Микулин шептался о чем-то с Игнахой, Евграф совсем повернулся к ним боком, обращаясь к народу:
— Теперь, граждане шибановцы, скажите сами, кто я? Кулак или простой труженик? Мне вон и из газеты пришло разъяснение: кулаки — это те, которые сплоатируют наемную силу, скупают, перепродают и дерут втридорога. Скажите, была у меня наемная сила?
— Поторговывал! — подал голос Кеша Фотиев.
— Я, Асекрет Ливодорович, ежели продавал чево, дак все свое, а не покупное, своими руками выращенное. А у тебя в поле ничего не растет, на дворе не мычит, не блеет, дак тебе и продавать нечего!
— Вот и вся реплика!
— Правда, правда.
— Говори, Евграф!
— Нет, граждане, я все сказал, больше добавить нечего.

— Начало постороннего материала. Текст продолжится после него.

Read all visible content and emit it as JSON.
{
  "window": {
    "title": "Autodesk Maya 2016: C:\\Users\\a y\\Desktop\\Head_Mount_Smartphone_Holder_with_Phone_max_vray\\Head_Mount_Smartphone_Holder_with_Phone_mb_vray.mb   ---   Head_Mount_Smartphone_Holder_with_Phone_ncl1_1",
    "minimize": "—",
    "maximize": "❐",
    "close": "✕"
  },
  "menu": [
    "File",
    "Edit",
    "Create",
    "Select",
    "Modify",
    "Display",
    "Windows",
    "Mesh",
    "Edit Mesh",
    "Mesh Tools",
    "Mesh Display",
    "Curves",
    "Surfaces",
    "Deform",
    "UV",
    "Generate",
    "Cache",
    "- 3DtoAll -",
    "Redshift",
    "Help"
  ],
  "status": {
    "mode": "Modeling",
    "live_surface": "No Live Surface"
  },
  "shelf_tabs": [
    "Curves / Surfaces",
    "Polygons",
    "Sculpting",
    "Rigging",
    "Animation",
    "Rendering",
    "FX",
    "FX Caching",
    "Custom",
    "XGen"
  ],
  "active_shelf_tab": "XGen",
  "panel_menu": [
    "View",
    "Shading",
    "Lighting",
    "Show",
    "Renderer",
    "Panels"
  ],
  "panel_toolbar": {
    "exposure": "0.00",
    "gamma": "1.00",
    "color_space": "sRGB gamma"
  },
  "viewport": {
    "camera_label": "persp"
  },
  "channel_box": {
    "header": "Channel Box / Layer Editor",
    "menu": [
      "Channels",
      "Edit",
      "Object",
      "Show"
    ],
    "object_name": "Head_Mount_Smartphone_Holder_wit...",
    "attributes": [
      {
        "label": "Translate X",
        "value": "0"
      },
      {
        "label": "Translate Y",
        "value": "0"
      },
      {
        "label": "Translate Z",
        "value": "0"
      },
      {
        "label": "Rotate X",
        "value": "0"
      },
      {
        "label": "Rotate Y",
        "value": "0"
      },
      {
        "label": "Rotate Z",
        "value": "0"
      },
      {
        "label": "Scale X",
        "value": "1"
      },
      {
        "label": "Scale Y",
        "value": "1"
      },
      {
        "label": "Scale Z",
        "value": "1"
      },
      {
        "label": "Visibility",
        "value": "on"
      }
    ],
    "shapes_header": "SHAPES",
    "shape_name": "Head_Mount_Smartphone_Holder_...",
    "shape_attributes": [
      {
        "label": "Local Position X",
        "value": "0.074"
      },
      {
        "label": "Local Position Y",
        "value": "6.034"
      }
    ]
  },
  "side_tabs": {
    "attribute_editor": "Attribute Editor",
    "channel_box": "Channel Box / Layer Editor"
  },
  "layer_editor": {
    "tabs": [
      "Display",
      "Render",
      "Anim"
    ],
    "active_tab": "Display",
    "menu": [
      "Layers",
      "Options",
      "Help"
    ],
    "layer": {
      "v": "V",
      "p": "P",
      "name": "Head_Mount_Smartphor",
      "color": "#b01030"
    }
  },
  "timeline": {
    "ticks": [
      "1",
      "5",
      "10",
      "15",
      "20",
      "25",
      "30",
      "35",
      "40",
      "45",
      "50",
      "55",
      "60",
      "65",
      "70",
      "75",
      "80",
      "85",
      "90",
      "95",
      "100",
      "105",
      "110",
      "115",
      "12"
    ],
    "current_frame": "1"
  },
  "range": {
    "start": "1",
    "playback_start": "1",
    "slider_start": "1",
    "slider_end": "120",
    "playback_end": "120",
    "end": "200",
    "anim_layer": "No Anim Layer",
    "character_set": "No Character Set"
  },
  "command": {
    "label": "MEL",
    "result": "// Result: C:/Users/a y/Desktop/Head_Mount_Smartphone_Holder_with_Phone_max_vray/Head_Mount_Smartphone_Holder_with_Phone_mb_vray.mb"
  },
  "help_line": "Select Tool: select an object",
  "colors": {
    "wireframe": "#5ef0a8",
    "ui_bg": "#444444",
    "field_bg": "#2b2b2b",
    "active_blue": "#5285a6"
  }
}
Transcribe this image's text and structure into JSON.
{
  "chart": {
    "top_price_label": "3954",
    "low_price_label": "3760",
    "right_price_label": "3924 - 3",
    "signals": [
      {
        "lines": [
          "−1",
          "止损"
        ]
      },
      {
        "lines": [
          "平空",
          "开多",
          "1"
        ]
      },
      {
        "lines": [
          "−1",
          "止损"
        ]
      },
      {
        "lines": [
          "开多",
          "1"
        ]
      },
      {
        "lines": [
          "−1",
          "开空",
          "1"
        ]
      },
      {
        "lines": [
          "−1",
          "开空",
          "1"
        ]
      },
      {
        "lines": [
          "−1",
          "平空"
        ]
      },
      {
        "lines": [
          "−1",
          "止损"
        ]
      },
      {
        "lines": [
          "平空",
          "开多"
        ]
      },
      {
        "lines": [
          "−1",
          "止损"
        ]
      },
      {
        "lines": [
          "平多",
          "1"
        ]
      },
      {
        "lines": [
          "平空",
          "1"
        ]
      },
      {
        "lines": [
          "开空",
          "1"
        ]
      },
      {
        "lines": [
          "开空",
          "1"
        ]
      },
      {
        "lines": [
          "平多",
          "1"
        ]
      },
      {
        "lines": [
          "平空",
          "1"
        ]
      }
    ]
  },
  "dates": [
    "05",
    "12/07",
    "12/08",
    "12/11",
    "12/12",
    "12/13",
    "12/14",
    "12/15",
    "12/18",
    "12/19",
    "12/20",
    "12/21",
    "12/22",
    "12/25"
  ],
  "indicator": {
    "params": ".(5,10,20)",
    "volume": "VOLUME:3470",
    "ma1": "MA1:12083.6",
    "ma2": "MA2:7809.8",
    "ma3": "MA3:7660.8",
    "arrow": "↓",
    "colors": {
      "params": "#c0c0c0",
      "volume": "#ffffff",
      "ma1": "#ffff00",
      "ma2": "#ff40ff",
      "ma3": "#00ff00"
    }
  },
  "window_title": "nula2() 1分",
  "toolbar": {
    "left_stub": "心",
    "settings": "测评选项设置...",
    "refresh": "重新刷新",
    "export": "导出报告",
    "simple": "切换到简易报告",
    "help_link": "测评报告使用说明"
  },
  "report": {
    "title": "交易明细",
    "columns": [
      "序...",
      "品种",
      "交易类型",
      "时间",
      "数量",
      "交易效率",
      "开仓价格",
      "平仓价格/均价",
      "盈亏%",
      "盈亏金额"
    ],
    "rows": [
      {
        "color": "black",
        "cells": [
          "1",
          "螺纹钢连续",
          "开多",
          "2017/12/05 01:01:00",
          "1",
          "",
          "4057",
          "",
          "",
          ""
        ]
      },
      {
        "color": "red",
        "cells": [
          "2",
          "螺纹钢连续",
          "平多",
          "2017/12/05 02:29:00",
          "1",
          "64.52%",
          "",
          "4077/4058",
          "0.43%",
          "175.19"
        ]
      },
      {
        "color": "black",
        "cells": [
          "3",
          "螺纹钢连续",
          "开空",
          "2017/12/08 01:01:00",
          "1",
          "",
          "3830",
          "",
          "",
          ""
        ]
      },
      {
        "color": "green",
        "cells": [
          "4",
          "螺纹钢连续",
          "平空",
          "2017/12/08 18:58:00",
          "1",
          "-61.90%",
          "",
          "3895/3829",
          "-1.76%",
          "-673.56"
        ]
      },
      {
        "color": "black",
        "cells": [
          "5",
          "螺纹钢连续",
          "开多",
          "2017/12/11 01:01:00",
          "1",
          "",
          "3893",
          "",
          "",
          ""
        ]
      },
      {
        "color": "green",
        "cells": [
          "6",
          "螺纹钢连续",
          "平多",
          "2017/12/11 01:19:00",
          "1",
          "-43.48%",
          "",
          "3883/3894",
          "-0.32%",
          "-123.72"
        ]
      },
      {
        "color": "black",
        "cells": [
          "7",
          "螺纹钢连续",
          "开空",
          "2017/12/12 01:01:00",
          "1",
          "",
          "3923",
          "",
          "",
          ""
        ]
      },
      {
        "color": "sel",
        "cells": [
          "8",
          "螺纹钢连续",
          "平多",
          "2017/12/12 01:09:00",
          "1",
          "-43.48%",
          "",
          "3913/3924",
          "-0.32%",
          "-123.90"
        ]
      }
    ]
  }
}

— Товарищи! Слово, та ска-ать, опять имеет уполномоченный района товарищ Сопронов, —
Сопронов вскочил:
— Товарищи! Мы тут много слушали всяких буржуйских слов. Для нас теперь ясно стало, кто чем дышит и кто куда клонит! Я, со своей стороны, уверен, что все разъяснения вам даны, и как коммунист, первый ставлю свою подпись. Вот!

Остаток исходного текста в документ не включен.